At this point our colleague was already satisfied, as he got result in couple of minutes for a task that he could not even formalize as SQL.
But we felt it could be even better.
We looked at statistics:
with D as ( select * from dbo.Event ), S as ( select EventID, count(*) Items from D group by EventID ) select Items, count(*) EventCount from S group by Items order by EventCount desc;
and have seen that most of the events, about 90%, deal with single account, and all other with two and more (some of them act upon big number of accounts).
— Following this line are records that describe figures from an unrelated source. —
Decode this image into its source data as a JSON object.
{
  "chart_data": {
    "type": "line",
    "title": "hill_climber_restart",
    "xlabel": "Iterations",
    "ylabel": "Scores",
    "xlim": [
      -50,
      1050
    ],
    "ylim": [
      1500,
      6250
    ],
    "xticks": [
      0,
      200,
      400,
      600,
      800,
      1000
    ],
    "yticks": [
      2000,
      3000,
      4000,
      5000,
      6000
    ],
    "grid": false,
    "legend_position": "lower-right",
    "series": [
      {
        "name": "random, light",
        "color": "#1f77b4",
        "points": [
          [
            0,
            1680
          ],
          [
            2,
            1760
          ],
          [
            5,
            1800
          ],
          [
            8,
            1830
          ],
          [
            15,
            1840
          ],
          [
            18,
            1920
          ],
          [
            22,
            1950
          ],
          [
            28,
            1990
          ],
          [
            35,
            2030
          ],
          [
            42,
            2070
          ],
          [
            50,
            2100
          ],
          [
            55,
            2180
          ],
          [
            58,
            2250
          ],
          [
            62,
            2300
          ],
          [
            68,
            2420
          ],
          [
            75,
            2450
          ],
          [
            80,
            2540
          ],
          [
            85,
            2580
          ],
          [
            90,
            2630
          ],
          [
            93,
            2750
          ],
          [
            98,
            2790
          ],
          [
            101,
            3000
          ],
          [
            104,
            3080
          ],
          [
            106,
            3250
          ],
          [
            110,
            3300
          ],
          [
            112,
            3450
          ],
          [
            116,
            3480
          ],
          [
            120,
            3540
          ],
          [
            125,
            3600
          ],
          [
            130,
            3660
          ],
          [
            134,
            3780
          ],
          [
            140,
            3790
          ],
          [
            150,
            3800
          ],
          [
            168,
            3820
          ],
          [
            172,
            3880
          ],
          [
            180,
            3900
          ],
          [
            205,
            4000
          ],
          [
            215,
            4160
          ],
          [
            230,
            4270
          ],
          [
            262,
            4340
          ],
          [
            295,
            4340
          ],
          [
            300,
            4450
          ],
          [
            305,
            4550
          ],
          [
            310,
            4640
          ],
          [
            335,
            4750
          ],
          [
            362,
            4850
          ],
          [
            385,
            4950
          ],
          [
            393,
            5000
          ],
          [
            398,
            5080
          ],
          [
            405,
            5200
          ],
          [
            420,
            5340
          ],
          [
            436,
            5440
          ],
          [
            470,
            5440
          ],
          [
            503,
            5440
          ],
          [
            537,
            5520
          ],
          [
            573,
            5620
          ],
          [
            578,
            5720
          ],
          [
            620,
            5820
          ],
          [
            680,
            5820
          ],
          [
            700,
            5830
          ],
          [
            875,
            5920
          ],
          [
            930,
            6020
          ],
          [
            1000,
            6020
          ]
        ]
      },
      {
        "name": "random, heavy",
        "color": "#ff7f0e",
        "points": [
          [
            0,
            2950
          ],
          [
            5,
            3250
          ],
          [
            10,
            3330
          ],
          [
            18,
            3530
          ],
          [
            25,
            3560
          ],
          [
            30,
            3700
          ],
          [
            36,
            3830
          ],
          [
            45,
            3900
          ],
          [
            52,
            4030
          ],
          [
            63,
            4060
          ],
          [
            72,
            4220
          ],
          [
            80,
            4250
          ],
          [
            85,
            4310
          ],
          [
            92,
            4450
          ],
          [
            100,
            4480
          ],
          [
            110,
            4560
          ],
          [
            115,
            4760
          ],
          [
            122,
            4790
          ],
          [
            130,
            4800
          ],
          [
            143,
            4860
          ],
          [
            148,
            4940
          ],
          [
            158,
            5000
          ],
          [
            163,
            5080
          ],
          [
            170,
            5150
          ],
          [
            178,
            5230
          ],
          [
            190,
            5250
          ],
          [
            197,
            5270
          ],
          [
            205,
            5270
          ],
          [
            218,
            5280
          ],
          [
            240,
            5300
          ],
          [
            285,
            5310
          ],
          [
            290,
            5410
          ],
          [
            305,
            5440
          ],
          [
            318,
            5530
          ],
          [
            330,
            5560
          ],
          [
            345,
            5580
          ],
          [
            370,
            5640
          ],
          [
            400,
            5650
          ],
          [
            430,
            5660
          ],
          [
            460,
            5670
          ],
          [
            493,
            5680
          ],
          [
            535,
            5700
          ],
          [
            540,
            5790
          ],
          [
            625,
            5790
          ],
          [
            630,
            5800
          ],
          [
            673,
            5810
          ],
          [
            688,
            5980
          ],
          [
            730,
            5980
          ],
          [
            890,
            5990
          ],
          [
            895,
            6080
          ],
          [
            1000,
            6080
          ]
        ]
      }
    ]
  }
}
The nature of the dataset gave us a hint of more verbose but more fast query:
with D as ( select * from dbo.Event ), S as ( select EventID, min(AccountID) AccountID, count(*) Items, checksum_agg(checksum(AccountID)) Hash from D group by EventID ) select S1.EventID, S2.EventID from S S1 inner join S S2 on S1.EventID < S2.EventID and S1.Items = 1 and S2.Items = 1 and S1.AccountID = S2.AccountID union all select S1.EventID, S2.EventID from S S1 inner join S S2 on S1.EventID < S2.EventID and S1.Items > 1 and S2.Items > 1 and S1.Items = S2.Items and S1.Hash = S2.Hash and not exists ( select AccountID from D where EventID = S1.EventID except select AccountID from D where EventID = S2.EventID );
This query produced results in twenty seconds instead of couple of minutes for a dataset with ~1e7 rows.